Allo scopo si possono usare leghe con temperature di fusione diversa, in modo tale che, dovendo operare saldature successive su di uno stesso pezzo, si possono scegliere prodotti a punto di fusione decrescente per non danneggiare le saldature precedentemente effettuate. Ciò risulta particolarmente vantaggioso in elettronica, dove spesso si richiedono saldature ''pulite'' di piccoli pezzi, a struttura omogenea. In elettronica queste sottili lamine di vetri metallici trovano impiego anche come ''strati barriera'' nella preparazione di strutture a più strati per circuiti integrati, destinati a temperature piuttosto alte.

Le leghe metalliche amorfe presentano una particolare resistenza alla corrosione dovuta alla loro struttura omogenea. Essa infatti è priva delle zone di separazione fra i vari cristalliti, tipiche dei materiali metallici e che rappresentano i punti di più facile attacco dei processi di corrosione. Di qui il loro impiego in ambienti fortemente corrosivi. Leghe che contengono piccole percentuali di elementi come cromo, molibdeno, fosforo, vengono facilmente passivate; la dissoluzione di piccole quantità di lega dà origine alla formazione sulle superfici corrose di film passivi, ricchi di cromo, ecc. Anche se, naturalmente, non si possono fare oggetti di grandi dimensioni in lega metallica amorfa, si è però riusciti a produrre manufatti (di acciaio, ecc.) con rivestimenti vetrosi, amorfizzando la superficie a mezzo di un trattamento con laser; le caratteristiche che si possono realizzare in questo modo sono sostanzialmente paragonabili a quelle ottenibili dalla stessa lega mediante brusco raffreddamento della massa fusa. Si può anche ricorrere a una deposizione superficiale mediante sputtering.

Leghe amorfe si sono dimostrate adatte come catalizzatori: particolarmente valido è l'impiego come elettrodi elettrocataliticamente attivi, cioè adatti a particolari reazioni elettrochimiche che si svolgono in ambienti corrosivi, per es. lo sviluppo di cloro in celle d'elettrolisi di cloruro di sodio.

Per le cosiddette leghe con memoria, vedi leghe, in questa Appendice.

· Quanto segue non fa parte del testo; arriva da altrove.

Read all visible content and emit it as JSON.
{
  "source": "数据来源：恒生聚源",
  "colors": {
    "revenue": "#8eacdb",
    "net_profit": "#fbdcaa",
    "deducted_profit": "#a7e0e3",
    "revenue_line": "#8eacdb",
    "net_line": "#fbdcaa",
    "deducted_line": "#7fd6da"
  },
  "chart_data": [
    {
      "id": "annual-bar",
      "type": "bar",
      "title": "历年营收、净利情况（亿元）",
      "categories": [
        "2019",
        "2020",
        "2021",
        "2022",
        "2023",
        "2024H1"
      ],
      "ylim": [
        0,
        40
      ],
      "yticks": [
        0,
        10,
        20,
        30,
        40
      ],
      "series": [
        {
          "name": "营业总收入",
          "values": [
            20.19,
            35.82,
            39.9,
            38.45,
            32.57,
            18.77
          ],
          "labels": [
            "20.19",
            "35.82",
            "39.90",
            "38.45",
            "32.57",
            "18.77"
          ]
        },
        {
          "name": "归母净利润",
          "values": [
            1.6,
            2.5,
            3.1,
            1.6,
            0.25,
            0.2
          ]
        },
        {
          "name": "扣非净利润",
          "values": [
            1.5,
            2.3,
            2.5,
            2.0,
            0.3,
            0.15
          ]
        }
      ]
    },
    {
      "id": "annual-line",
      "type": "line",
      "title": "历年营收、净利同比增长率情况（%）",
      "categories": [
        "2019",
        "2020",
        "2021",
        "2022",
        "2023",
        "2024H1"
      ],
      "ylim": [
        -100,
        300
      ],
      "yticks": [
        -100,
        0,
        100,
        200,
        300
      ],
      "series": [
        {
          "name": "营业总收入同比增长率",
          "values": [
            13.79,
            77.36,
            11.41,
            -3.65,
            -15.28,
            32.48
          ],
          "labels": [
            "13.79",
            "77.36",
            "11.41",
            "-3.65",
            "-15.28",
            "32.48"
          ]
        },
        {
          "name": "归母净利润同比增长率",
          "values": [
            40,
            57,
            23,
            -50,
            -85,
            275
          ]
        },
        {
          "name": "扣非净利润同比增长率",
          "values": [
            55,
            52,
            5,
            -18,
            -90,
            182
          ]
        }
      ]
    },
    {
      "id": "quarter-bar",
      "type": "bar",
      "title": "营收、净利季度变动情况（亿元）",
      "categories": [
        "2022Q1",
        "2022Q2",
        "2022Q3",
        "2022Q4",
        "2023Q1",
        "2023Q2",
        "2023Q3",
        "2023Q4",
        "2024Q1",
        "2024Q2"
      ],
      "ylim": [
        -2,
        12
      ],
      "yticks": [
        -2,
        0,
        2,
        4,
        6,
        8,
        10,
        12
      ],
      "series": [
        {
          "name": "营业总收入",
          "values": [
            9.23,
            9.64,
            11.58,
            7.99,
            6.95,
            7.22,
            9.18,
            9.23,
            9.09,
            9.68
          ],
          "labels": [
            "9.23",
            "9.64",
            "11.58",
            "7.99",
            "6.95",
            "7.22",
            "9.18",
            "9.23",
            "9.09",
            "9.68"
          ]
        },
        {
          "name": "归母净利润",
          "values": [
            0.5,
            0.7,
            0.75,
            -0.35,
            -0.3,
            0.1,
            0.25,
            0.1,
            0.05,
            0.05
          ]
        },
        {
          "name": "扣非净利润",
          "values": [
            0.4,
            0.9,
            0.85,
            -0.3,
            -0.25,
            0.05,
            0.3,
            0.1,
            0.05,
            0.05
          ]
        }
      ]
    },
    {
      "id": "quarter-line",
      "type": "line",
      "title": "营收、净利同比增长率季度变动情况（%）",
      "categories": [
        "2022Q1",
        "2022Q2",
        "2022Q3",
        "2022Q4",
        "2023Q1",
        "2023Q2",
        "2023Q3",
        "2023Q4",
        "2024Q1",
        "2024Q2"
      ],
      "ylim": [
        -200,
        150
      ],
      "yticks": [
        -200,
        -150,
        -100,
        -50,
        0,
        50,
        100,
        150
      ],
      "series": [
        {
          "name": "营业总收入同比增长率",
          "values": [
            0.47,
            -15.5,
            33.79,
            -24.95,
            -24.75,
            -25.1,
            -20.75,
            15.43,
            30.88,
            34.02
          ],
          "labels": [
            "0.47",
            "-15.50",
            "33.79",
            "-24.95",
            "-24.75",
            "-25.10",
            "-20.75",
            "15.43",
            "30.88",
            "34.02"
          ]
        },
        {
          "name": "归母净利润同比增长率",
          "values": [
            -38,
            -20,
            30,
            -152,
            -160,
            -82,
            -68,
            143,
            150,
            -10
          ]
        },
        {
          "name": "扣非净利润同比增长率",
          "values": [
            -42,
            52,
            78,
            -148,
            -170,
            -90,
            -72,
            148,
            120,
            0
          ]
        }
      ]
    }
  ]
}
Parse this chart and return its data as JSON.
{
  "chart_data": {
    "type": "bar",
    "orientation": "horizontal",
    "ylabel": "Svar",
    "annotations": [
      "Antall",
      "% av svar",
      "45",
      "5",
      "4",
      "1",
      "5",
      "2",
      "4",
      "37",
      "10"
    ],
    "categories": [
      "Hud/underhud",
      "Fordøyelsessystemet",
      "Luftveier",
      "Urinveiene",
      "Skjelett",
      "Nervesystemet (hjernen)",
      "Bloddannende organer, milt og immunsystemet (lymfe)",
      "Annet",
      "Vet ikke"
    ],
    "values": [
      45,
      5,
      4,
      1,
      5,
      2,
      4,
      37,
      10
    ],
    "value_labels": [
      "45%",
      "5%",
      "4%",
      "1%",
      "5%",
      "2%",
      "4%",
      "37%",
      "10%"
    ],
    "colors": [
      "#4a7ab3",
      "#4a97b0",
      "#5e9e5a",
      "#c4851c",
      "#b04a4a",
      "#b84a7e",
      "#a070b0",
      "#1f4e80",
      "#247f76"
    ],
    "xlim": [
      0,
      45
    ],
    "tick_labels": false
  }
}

Bibl.: W. J. Rosenfelder, Industrial development of amorphous metal, in Chemistry and Industry, agosto 1983, p. 639; H. Fritzsche, Non crystalline semiconductors, in Physics today, ottobre 1984; R. W. Cahn, Amorphization reactions, solid state, in Encyclopedia of material science and engineering, Suppl. i, Oxford 1988; W. L. Johnson, Metallic glasses, in Metals handbook, Materials Park, Ohio 19903; G. J. Shiflet, Y. Leng, J. W. Hawk, Metallic glasses, in Ullman's Encyclopedia of industrial chemistry, 16, Weinheim 1990; R. W. Cahn, Metallic glasses, in Material science and technology, 9 (1990).